Developed with both federal and provincial government support, Spaun contains 20 anatomical areas, compared with the brain's 1,000 or so, and is the culmination of work Prof. Eliasmith – a self-described "military brat" who grew up on bases across the country, including Moose Jaw, Sask. – has been doing since grad school.

Rather than code, he says, the only input Spaun gets "are visual images, just like people." Equipped with a virtual "arm" to scrawl its responses, it can perform eight tasks, some simple (such as counting) and other less so (finding unknown math patterns in intelligence tests).

Unlike other simulated brains, it can switch tasks based on what it sees. So, when shown a series of numbers such 0093-93, 0053-53, 0023…, Spaun knows that 23 will complete the pattern.

The researchers have posted videos http://nengo.ca/build-a-brain/spaunvideos/ in which Spaun works through problems and then signals the "muscles" in its virtual arm which answer to write. "It has to send out commands telling how much tension to put on each of those muscles to draw the digits you can see," Prof. Eliasmith explains.

He balks at the suggestion that Spaun is a form of artificial intelligence. Although able to answer some questions asked on an IQ test, it has "nowhere near the sophistication of human intelligence." And neither can it master completely new tasks, the way a real brain can, he writes in a paper his team published recently in Science.
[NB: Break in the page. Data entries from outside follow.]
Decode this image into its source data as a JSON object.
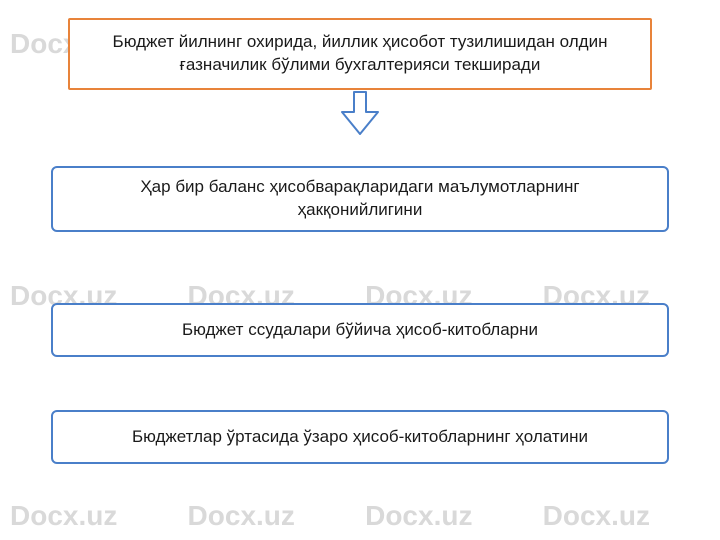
{
  "watermark": "Docx.uz",
  "header": {
    "text": "Бюджет йилнинг охирида, йиллик ҳисобот тузилишидан олдин ғазначилик бўлими бухгалтерияси текширади"
  },
  "items": [
    {
      "text": "Ҳар бир баланс ҳисобварақларидаги маълумотларнинг ҳакқонийлигини"
    },
    {
      "text": "Бюджет ссудалари бўйича ҳисоб-китобларни"
    },
    {
      "text": "Бюджетлар ўртасида ўзаро ҳисоб-китобларнинг ҳолатини"
    }
  ],
  "colors": {
    "header_border": "#e8833a",
    "item_border": "#4a7fc9",
    "arrow_stroke": "#4a7fc9",
    "watermark": "#d9d9d9"
  }
}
But that will change, if Prof. Eliasmith gets his way. He and his students are trying to improve Spaun to the point that it can be taught new tricks – through positive and negative reinforcement (in the form of "that's good" and "that's not good").

Spaun's commitment to solving problems the same, limited way the human brain does sets it apart from forms of artificial intelligence such as Watson, IBM's Jeopardy-playing computer, or the chess champ Deep Blue.
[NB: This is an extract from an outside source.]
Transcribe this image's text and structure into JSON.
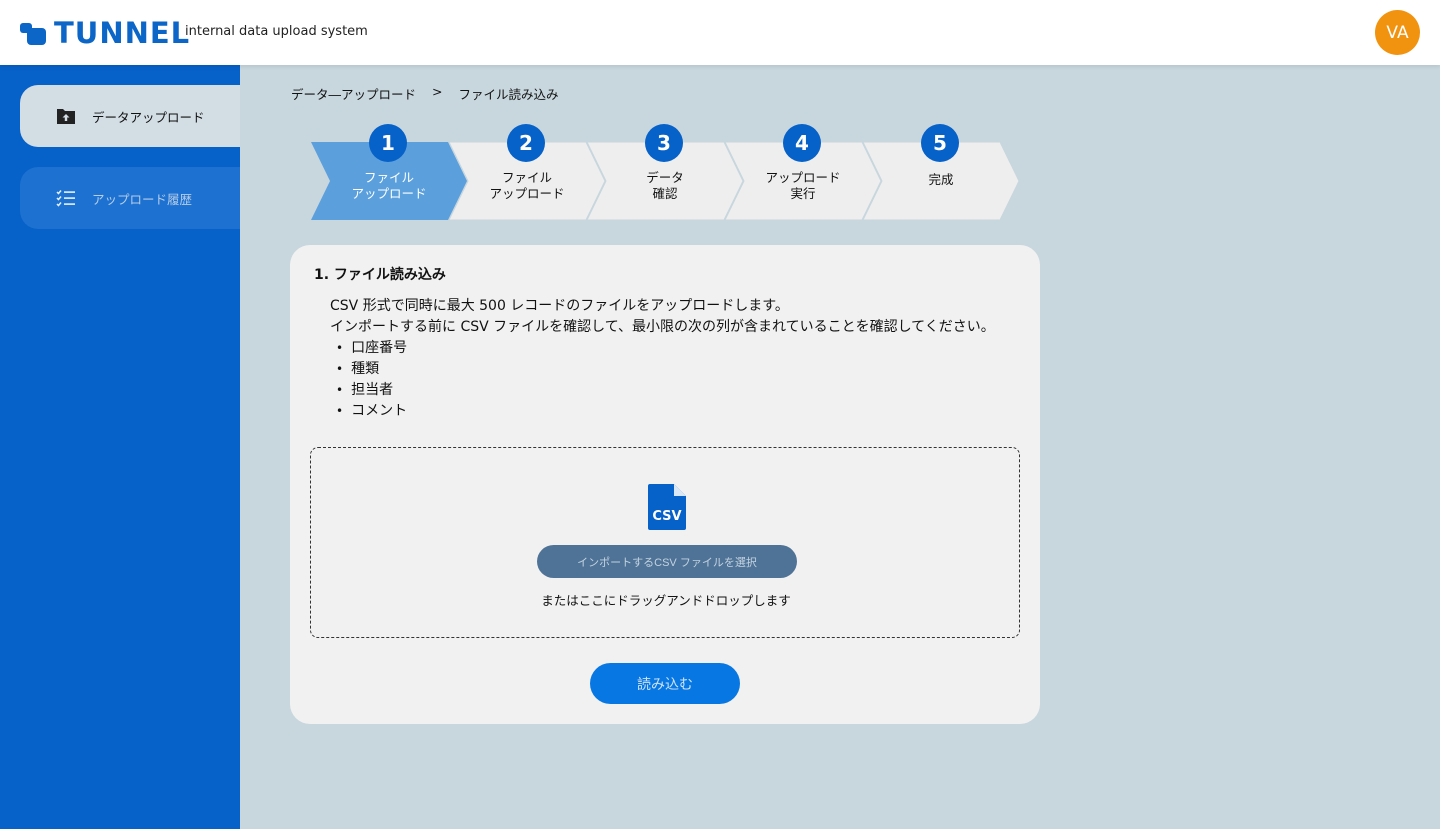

"Their goal is to do some function as well as, or better than, people," Prof. Eliasmith says of such rivals. "But they don't care how they do it. They take approaches that are totally foreign to the way the human brain works. We really want to understand how the biological components are interacting."

That way, he explains, researchers can both build smarter machines and begin to figure out how such things as aging damage the brain.

"One interesting thing about this model is, because it acts like a brain, we wanted it to fail like a brain too," says Prof. Eliasmith, whose book about his research (appropriately titled How To Build A Brain) is slated to appear in April.

When Spaun is asked to recall a long string of numbers, it has trouble remembering the digits in the middle – just like humans. It also makes mistakes at the same rate as we do.

Amazingly, Spaun will even declare when it doesn't know the answer to a question – something many of us are loath to do.